Emerging interest #2: Philippines

October also saw the work that British Council Philippines is doing to deliver 'Joint Development of Niche Programmes through Philippine-UK Linkage' ramp up. 

The British Council and the Commission on Higher Education (CHED) Philippines have launched the project Joint Development of Niche Programmes through Philippine-United Kingdom Linkage which aims to provide capacity and funding support for Philippine higher education institutions to establish international connectivity and engagement through developing TNE partnerships with HEIs in the United Kingdom. 

Basic education in the Philippines has recently been extended from 10 to 12 years, with a K to 12 transition period beginning this summer. In a time of changing educational systems in the country, government has identified an opportunity to work with overseas universities to address gaps in the system.

The Philippines' HE commission (CHED) has identified and will support ten high performing Philippines universities to establish 'niche and priority' TNE programmes with overseas institutions, via twinning, joint degrees, dual or double awards. The 'niche' programme areas are: food production and security; Environment, Disaster Risk Reduction, Climate Change and Energy; Terrestrial and Marine Resources: Economy, Biodiversity and Conservation; Health Systems; while the 'priority' programme areas are: maritime engineering, design engineering, education, social science, economics, architecture, fine arts and others.

CHED sees the UK's universities as partners of choice to develop these programmes, and the British Council Philippines is supporting this effort. Which is why delegates at last month's EAIE conference may have met the Commissioner and colleagues from the Philippines. The pre EAIE conference session on transnational education, hosted by the British Council, outlined the K to 12 programme priorities and timelines. Alongside disseminating the opportunities to UK universities and offering fora to discuss them, British Council Philippines is helping to set out the context of UK HE -  just last week, I presented via video to a gathering of Philippines university leaders in Manila, convened by the British Council, on our regulatory frameworks and the ways that we deliver TNE.
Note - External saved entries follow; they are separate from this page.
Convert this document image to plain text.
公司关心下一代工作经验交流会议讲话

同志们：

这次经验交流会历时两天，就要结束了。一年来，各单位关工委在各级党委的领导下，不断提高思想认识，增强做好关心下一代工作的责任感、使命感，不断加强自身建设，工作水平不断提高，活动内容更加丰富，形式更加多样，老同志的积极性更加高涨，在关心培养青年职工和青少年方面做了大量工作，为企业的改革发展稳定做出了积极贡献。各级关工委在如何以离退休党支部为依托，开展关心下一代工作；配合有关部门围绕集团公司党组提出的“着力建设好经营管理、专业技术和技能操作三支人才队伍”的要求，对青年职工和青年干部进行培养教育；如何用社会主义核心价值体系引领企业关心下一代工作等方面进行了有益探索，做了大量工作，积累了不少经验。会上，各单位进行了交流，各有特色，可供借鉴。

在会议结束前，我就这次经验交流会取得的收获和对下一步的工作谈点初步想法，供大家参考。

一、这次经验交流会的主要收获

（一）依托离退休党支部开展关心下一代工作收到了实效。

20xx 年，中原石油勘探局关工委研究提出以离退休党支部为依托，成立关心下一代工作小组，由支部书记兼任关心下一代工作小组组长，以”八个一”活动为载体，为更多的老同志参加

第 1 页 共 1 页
Next steps: British Council Philippines is coordinating an incoming delegation to the UK next month, for Philippines partners to meet potential UK collaborators. You can find out more here; to express interest in participating, email Lotus Postrado.

Focus on Asia

Analysis developed alongside Australia's international education strategy identified huge numbers of potential learners across Asia in future years, with limited localised higher education capacity region to meet demand, making countries in the region very receptive to hosting TNE. This extends across the region, with countries other than existing TNE host locations looking to international universities. But just as delivery of TNE has matured, so have approaches to hosting TNE. The asks are much more refined than those of the past, with focus on quality over quantity or cost. As a result, the UK's strengths in TNE are in strong demand. Emerging hosts actively reference the UK's reputation: the UK's strong quality assurance, curriculum design and assessment are exceptionally valued, and these are the areas that HEGlobal found that the UK leads on in existing partnerships. The UK's HE TNE reputation is strong, and it is the features which already make our universities partners of choice across Asia that can continue to shape and grow our TNE offer.

The message is clear: Asia is not only still open for TNE, but open to more TNE.